In an interview with GQ magazine, Harrison Ford recalled his initial confusion over the outfit he’d be expected to wear as Indiana Jones, back when Steven Spielberg’s “Raiders of the Lost Ark” (1981) was still in the development phase.
“It was presented to me as an aspect of character in the first film,” Ford said. “My questions about it were many. ‘Why am I wearing a leather jacket in the jungle? Isn’t it hot here? Why am I carrying a whip? What am I going to do with a f—ing whip? I’m going to whip people?’ ”
That leather jacket, bullwhip and Indy’s pinch-front fedora would soon find a permanent place in Hollywood costume history — similar to the scars Ford sustained from stapling the hat to his head so it wouldn’t fly off during action scenes.
Ford donned the get-up for the last time in the fifth and final film of the franchise, “Indiana Jones and the Dial of Destiny.”

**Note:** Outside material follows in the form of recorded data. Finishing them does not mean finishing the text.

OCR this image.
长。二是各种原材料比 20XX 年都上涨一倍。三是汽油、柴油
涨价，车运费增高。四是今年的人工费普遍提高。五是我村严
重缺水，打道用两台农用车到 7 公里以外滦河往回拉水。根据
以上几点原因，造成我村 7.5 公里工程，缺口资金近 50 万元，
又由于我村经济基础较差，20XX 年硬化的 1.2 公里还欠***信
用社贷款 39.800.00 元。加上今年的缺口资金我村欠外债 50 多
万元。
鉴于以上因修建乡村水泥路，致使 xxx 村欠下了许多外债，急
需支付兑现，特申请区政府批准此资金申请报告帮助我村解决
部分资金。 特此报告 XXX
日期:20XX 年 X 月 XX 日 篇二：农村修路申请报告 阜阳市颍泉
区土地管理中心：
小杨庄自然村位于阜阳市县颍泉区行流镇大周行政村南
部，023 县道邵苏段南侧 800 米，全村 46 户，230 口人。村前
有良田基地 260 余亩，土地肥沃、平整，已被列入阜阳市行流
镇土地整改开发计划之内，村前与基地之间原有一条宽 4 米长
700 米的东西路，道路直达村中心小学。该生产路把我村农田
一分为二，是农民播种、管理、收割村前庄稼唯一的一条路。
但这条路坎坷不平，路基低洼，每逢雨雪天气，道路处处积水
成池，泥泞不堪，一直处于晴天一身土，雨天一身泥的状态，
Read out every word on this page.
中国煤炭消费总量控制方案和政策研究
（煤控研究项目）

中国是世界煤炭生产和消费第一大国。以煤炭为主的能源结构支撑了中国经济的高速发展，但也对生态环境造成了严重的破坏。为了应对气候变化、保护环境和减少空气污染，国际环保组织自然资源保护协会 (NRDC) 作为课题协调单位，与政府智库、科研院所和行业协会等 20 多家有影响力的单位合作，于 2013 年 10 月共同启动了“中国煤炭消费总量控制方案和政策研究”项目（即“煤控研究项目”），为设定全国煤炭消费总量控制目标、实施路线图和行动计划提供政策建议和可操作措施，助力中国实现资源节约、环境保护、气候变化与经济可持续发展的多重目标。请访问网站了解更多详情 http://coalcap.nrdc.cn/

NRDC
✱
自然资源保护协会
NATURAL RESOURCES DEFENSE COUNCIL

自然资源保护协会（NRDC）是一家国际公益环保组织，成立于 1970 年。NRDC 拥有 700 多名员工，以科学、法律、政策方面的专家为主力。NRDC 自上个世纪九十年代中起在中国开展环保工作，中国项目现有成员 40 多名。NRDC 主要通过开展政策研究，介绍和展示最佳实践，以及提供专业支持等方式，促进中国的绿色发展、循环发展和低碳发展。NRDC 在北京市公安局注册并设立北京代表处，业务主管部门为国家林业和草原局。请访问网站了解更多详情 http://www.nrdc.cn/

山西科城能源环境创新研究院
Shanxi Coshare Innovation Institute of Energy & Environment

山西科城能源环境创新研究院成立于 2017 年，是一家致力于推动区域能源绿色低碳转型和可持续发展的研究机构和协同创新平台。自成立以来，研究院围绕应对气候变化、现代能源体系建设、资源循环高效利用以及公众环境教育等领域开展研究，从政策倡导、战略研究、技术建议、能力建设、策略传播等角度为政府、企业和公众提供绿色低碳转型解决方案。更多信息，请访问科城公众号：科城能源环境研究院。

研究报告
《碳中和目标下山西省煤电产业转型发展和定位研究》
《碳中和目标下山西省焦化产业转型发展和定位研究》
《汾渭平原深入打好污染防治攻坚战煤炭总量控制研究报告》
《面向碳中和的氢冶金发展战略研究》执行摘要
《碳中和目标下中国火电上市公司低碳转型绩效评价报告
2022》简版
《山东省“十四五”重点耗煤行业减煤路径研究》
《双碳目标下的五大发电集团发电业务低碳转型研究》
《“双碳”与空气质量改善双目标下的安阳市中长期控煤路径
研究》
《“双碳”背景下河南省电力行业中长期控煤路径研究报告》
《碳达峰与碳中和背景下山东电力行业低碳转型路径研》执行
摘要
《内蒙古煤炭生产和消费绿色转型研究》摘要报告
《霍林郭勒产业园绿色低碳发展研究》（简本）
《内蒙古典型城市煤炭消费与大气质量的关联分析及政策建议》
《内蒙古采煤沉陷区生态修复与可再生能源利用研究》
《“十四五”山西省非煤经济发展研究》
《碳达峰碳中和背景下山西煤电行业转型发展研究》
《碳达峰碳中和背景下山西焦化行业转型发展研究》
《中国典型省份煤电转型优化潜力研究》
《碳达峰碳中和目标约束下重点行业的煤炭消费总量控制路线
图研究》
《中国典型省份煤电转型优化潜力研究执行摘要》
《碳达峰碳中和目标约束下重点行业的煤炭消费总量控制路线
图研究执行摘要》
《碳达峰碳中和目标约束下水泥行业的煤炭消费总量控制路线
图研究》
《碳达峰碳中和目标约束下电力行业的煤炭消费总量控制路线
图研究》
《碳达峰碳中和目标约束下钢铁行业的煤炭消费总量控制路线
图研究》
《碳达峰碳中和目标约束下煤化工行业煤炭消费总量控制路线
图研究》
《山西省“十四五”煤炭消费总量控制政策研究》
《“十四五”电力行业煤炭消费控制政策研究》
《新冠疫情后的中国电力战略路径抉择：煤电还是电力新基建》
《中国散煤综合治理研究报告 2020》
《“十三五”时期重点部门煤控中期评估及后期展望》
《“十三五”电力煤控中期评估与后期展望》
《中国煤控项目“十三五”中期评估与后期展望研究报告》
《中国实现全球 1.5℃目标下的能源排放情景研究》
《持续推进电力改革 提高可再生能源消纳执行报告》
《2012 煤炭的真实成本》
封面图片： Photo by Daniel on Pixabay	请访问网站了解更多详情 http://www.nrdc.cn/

The man who brought Indiana Jones to life has received praise for stepping back into the character as an octogenarian, but the film otherwise received mixed reviews, and has been struggling at the box office.
The actor made it no secret throughout the film’s press tour that embracing Indy’s age, and his own, is the point of the film.
“I wanted to make a film about the end of his life,” Ford told GQ. “I wanted to see all of the development of his personality that we’ve seen. And then I wanted to see him after the passage of the 15 years that actually exists between the last film that we did and this one.
“I’m an older man. I would like the audience to appreciate that in the context of his life, and to see what effect time has on the character,” he said.